Cuban, though, had reason to make such a prediction about expansion in Seattle. The group that wanted to move the Kings and reincarnate the SuperSonics had offered $420 million for 72 percent of the team and agreed to a record $115 million relocation fee plus $200 million to repay bonds issued for a new arena, and has already spent $80 million to buy land in south Seattle for the new building.
That meant those Seattle investors, led by Chris Hansen and Microsoft billionaire Steve Ballmer, were willing to commit more than $800 million for a team in 2013. Such an expansive and aggressive bid clearly left Cuban wondering just how far that group might go financially to get a team in Seattle in the next few years.
By comparison, when the league added the Charlotte Bobcats in 2004, the expansion fee was $300 million. Each team got a check for $10.3 million. If the Seattle group is willing to go to $800 million, for example, each team would receive $26 million. Or perhaps more, as few know how much Hansen and Ballmer are prepared to spend, which is Cuban's point.

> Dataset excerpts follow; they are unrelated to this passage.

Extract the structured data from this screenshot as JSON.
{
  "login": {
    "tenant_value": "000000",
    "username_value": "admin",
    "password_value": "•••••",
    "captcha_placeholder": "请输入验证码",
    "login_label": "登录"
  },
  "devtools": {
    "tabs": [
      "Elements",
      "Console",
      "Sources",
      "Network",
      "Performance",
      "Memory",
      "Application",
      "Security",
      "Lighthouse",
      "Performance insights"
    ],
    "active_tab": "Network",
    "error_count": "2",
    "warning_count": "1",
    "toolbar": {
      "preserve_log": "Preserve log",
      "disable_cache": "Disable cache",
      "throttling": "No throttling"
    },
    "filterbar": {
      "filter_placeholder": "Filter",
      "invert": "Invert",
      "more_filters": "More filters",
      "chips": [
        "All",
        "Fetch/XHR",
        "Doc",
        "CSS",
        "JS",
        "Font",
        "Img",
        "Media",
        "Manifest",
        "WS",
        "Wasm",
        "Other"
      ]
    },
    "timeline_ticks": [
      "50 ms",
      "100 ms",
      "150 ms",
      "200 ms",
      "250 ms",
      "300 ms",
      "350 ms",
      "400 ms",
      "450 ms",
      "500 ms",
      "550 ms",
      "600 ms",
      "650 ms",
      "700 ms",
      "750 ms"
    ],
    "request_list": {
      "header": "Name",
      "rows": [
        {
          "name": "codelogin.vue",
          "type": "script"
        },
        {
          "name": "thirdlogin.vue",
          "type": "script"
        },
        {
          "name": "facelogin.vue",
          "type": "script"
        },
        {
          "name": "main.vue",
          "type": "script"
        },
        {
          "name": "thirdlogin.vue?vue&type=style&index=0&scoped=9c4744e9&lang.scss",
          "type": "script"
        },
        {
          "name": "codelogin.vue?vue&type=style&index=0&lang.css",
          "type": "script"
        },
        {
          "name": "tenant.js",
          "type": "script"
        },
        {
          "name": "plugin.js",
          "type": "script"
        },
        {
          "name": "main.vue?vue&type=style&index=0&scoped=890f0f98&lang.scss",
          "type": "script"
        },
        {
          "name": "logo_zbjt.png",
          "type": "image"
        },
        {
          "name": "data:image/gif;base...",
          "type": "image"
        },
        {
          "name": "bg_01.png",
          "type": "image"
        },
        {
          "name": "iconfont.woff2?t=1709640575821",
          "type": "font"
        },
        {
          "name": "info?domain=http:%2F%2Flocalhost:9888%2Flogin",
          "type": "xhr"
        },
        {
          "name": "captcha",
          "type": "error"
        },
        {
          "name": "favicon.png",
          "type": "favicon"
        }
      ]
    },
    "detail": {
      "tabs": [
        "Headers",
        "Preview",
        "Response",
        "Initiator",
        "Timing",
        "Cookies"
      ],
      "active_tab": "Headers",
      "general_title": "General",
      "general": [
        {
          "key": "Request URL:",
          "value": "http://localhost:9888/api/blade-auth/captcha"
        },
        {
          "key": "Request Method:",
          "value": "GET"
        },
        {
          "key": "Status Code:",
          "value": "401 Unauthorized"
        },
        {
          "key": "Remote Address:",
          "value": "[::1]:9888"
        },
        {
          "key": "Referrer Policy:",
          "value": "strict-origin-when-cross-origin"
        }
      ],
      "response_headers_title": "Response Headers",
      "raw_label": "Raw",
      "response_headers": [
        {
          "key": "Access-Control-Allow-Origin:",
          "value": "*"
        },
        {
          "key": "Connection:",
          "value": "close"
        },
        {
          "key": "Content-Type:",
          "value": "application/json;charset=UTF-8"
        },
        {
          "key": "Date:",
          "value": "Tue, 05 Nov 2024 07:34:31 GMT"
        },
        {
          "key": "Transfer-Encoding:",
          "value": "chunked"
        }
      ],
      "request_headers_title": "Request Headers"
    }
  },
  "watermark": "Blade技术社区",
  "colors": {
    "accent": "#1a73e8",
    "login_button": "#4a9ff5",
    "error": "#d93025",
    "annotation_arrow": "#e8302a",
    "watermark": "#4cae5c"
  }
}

"I just think the price of the expansion fee has to be so high that the NBA owners think, 'OK, we're crazy not to do it.' What that number is, I don't know. But I'm open to it," Cuban said.
"It just depends on the price. When you sit in the board of governors meeting, you give a price, and each NBA owner calculates his share. You balance it to what you're giving up in TV and shared revenue, and you say: OK, it's worth it. Then you say you got to do it."
That TV share, however, is another major sticking point that will delay Cuban's dream auction.
This summer, Silver will start talks for a new round of television and digital rights deals. The current deals expire in 2016. Until the new contracts are finalized and kick in, owners won't know how much expansion would cost them. With each additional team, the pie gets split up more. Without knowing the numbers, owners can't weigh it against the expansion fee they might be able to command.
In addition to the raw dollars, Silver said he's also worried about what could happen to the level of play in the league if another team or two were added.
"I and the owners will look at not only the dilution of economic opportunities with one more partner to divide national and international money but also dilution of talent," Silver said. "Right now some are already making comments about the [Eastern Conference], so is it the ideal time to be adding another 15 or 30 players to the league?
"Ultimately I'm responsible for the financial and competitive health of a 30-team league, and while we made tremendous strides in the last collective bargaining agreement, we're still not there yet. We don't have 30 profitable teams in the NBA, and while we've made progress, there are still teams that aren't competitive enough."
Silver and Cuban probably agree that, at some point, there will be a team in Seattle again -- but only after the league has used the option to maximize its business interests, with the convenient side benefit of more time passing, perhaps driving up the demand and the price even higher.
"[The Kings decision] should not have been received as a no to Seattle," Silver said. "There's no doubt if we were prepared to expand to Seattle right now, we'd get an enormous price for the franchise."
ESPN.com business reporter Darren Rovell contributed to this report.